I really do see parallels in the smartphone market to the PC market in the 80s. After a certain point, it became next to impossible for new ecosystems to get the software support necessary to compete with the larger ecosystems. This is why Atari, Amiga, NeXT all failed. If what counts is having a great app library then this is what I believe will happen. If this is the case, than webOS, WP7, RIM's QNX OS, etc are all in trouble.
Of course on the other hand there is a wildcard we have today that didn't exist in the 80s: the web. If, due to the proliferation of different smartphone platforms (and the tablet equivalents) app developers take the position that they will build web apps if they can and platform specific apps if they must, then there is a good chance that all a new platform needs is a great browsing experience and then the user will be able to access all their "core" applications irrespective of what smartphone/tablet platform they select. The web is the wildcard in this situation.
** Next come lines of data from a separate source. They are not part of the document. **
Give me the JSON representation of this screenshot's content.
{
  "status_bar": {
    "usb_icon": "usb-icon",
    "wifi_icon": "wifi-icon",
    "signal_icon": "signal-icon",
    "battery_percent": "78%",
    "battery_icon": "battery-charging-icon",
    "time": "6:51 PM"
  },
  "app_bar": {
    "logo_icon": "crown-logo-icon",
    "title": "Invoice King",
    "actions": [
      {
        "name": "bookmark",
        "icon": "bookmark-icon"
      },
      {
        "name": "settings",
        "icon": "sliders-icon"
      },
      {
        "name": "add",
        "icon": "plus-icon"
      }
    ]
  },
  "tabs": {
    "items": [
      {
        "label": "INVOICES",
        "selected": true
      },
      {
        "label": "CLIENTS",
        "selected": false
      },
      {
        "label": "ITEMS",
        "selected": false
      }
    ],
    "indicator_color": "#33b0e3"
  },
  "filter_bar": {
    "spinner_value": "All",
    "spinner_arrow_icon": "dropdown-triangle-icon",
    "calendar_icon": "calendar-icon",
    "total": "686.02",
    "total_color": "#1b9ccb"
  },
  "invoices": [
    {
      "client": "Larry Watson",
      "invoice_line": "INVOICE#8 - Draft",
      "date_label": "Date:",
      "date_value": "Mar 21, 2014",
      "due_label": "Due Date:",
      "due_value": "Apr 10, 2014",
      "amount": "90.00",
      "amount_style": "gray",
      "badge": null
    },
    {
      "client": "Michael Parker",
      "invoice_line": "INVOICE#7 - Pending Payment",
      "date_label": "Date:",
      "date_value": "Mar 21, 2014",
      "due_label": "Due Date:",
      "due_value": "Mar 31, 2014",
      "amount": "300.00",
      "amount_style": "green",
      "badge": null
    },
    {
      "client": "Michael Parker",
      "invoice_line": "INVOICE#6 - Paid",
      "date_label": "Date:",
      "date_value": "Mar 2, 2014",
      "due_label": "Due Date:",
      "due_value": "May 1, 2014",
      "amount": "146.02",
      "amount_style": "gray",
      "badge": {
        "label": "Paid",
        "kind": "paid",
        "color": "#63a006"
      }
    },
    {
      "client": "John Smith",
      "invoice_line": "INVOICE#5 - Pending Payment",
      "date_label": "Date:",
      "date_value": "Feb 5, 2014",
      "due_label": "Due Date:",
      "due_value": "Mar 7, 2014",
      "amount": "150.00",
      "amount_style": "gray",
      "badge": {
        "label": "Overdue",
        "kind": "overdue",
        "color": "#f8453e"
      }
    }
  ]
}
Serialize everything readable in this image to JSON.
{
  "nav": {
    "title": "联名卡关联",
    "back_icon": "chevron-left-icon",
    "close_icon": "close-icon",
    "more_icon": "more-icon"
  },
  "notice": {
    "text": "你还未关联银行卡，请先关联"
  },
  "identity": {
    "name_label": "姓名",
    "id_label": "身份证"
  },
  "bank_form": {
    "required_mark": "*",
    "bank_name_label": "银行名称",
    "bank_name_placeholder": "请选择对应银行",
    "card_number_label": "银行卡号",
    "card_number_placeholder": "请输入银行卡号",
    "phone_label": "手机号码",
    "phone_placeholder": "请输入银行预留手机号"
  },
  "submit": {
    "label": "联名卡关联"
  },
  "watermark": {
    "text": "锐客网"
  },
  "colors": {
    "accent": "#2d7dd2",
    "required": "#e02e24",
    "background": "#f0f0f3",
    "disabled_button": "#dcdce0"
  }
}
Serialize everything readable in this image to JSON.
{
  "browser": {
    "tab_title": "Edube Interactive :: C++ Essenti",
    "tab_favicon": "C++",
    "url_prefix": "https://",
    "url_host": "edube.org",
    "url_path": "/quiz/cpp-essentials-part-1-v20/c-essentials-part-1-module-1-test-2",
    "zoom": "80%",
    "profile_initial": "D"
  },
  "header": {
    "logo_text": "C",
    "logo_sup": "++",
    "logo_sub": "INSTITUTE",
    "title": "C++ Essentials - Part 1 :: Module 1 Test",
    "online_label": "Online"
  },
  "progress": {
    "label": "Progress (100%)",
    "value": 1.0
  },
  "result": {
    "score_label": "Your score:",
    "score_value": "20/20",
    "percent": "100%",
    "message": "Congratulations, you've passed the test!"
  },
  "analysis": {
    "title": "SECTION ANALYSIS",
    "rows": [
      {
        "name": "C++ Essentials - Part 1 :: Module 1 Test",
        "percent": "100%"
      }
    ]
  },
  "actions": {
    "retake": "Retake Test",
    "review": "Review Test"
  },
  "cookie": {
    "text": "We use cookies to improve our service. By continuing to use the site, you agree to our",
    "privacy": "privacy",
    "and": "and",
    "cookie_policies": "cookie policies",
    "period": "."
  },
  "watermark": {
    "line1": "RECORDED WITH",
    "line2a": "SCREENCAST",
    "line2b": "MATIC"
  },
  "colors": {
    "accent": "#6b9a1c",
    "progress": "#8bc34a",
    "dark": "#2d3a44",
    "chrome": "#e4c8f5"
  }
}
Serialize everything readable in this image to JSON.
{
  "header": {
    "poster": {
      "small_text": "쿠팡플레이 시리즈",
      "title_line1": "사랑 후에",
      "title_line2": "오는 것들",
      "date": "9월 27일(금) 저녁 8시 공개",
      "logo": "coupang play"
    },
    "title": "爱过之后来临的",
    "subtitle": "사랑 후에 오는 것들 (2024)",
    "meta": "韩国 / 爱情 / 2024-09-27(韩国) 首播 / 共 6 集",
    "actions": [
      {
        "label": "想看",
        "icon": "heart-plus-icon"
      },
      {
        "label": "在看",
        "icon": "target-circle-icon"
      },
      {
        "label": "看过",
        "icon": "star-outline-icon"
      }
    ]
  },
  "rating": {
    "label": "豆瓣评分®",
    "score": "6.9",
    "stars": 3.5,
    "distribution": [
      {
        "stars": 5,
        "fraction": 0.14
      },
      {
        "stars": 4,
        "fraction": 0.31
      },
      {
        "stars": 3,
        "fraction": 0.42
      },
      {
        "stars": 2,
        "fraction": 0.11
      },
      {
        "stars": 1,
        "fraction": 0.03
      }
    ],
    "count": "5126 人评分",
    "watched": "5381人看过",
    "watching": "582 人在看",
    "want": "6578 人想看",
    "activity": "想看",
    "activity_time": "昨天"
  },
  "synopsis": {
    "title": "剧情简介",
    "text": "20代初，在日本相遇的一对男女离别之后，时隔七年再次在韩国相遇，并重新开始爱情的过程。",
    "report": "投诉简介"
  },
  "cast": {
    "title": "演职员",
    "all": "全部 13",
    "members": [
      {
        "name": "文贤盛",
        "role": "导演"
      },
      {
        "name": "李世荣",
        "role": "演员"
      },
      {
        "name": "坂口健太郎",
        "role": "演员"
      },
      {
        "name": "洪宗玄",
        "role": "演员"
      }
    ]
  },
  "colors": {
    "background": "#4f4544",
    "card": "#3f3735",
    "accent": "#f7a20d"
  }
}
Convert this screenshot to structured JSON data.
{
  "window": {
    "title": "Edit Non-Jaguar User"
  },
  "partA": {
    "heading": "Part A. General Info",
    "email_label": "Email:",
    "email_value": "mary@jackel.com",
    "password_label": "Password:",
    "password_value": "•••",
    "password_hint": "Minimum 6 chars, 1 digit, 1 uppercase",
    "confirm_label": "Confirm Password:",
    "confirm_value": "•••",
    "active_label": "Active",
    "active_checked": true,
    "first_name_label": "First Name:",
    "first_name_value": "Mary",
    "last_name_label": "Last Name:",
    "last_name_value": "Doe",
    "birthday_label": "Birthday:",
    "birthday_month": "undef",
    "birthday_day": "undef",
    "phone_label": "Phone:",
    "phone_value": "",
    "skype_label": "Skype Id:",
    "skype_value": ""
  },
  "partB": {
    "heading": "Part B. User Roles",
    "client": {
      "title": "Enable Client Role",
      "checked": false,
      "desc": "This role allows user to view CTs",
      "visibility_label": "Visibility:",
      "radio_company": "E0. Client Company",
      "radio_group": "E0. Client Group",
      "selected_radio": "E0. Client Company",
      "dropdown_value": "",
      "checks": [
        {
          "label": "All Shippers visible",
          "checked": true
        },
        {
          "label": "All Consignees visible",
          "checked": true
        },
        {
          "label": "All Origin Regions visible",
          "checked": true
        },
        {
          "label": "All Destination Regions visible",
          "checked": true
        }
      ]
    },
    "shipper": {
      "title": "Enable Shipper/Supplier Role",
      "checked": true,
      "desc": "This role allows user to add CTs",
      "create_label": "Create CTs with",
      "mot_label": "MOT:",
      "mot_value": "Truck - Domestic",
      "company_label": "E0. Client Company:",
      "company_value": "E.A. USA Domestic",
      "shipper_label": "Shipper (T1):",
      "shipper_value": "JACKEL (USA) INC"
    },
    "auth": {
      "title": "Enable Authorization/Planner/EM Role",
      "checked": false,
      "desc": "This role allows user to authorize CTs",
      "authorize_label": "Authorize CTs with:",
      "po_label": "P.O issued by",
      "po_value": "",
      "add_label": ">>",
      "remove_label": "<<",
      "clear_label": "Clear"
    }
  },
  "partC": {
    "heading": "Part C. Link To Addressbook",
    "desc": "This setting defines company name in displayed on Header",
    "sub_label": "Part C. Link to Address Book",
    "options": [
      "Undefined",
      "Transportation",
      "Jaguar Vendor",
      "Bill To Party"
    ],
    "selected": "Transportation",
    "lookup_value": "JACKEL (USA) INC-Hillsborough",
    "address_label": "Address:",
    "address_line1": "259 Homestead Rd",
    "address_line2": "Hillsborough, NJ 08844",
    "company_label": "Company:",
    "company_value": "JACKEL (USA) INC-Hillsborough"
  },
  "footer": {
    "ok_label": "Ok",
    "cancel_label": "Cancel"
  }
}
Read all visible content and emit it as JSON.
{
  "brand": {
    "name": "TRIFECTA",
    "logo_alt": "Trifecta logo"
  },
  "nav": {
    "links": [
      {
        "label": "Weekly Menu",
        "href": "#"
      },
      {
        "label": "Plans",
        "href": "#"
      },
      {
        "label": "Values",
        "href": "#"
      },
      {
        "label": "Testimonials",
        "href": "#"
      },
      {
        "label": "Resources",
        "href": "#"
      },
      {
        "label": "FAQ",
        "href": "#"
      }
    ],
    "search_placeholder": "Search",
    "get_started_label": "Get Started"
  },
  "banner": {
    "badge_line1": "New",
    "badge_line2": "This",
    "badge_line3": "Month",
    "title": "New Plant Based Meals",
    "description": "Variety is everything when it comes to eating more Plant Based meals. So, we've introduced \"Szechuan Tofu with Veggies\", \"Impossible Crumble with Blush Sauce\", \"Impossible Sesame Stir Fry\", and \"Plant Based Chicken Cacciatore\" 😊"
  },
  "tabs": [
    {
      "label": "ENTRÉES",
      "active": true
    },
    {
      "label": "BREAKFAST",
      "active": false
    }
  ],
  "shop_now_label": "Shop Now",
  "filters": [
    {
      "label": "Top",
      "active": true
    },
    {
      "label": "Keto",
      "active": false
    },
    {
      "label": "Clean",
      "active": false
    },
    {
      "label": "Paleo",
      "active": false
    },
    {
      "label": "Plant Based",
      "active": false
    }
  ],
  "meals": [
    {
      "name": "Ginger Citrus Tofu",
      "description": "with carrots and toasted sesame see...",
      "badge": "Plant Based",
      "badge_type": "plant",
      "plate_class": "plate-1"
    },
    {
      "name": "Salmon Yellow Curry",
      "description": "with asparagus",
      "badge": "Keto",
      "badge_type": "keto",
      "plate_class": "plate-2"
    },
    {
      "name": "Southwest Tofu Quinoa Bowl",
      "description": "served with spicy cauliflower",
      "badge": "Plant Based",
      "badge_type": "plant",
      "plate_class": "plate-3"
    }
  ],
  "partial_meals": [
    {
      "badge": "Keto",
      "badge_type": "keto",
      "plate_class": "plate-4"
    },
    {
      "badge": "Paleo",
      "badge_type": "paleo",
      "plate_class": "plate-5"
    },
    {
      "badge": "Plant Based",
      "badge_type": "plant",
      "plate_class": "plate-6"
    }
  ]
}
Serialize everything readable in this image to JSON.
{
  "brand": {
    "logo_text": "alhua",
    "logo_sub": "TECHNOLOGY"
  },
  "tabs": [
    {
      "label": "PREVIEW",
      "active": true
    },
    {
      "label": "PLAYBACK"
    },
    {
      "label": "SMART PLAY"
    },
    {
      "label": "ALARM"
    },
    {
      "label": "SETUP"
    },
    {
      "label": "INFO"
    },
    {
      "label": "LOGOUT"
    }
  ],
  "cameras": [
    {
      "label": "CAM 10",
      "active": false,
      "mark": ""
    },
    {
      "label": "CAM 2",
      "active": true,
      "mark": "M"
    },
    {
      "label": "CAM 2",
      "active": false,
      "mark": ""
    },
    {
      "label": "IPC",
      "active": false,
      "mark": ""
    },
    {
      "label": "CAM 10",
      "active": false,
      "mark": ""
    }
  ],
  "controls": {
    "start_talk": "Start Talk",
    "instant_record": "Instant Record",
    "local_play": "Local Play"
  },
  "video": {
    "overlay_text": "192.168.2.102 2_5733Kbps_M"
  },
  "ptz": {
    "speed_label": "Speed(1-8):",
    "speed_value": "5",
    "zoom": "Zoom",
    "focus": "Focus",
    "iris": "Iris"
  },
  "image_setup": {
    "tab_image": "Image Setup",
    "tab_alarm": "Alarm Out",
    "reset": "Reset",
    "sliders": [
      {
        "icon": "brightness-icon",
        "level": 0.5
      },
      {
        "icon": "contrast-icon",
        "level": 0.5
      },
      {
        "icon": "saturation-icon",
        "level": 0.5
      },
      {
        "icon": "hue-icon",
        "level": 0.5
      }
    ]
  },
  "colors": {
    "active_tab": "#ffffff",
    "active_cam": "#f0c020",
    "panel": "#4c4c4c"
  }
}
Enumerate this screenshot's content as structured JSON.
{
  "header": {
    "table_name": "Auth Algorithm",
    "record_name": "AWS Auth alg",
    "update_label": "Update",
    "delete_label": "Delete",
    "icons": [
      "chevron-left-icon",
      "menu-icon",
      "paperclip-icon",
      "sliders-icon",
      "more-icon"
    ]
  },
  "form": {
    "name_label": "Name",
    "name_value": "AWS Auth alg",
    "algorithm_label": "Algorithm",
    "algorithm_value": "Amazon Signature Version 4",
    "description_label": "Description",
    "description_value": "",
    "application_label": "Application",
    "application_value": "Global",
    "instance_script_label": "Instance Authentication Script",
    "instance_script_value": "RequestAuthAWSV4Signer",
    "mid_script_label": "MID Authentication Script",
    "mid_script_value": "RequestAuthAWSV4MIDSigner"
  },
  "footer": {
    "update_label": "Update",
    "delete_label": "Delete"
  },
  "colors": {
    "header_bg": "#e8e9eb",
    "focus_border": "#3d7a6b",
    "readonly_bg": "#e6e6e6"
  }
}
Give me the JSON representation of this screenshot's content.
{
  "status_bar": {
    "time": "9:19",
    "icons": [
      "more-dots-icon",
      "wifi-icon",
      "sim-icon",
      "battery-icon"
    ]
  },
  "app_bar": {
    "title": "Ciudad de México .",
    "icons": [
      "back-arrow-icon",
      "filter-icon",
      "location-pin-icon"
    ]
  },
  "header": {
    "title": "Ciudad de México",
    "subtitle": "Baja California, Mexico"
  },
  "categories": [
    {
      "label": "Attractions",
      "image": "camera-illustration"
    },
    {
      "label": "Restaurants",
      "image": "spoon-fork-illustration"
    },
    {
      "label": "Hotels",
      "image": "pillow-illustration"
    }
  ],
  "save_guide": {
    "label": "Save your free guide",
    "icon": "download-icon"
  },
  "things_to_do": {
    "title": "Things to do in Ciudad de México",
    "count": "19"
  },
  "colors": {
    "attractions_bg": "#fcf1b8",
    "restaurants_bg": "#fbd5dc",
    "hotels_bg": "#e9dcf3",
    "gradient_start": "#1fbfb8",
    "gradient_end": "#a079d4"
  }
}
If I was writing a mobile app and I can improve profitability by being able to sell my software to as many users as possible (and didn't have resources to re-develop the app 4 times), if I could do it using web platforms like Sencha I would.
As an added bonus, delivering your app via the web doesn't incur the 30% tax some companies want via their app store.
So, back to RIM: if it's all about native apps, then I think RIM is screwed. If the web maintains it's position as the dominant app delivery platform, then RIM has a shot.
1. RIM has to redefine itself from being a phone maker to a mobile computing company. Question is what does that mean for a company that size competing with larger players if it maintains its present strategy? Nokia provides a case study in what not to do
2. Playbook rollout was likely too slow, allowing Apple to push out iPad2 in front of PB. A lot of this week's negative media buzz seems to be focusing on lowered Playbook sales expectations, regardless of the supply chain issues that RIM identified in what was a fairly vague guidance piece. I expect we will see 'Japan' appearing in many techcos guidance pieces in the near future.
3. Redefinition for RIM might not mean tablets, however. Jury is out on how much non-Apple share there is or will be within the category. The experts who were forecasting mass loss of share for iPad prior to the iPad 2 launch seem now to be doom and glooming non-iPad entrants. Who knows?
Might be a short term buy given the size of the share decline, but longer term, a company this size needs to scale up to survive the dogfight with monster-sized competitors it faces. RIM needs to get bigger no matter which move on the strategy chessboard it makes.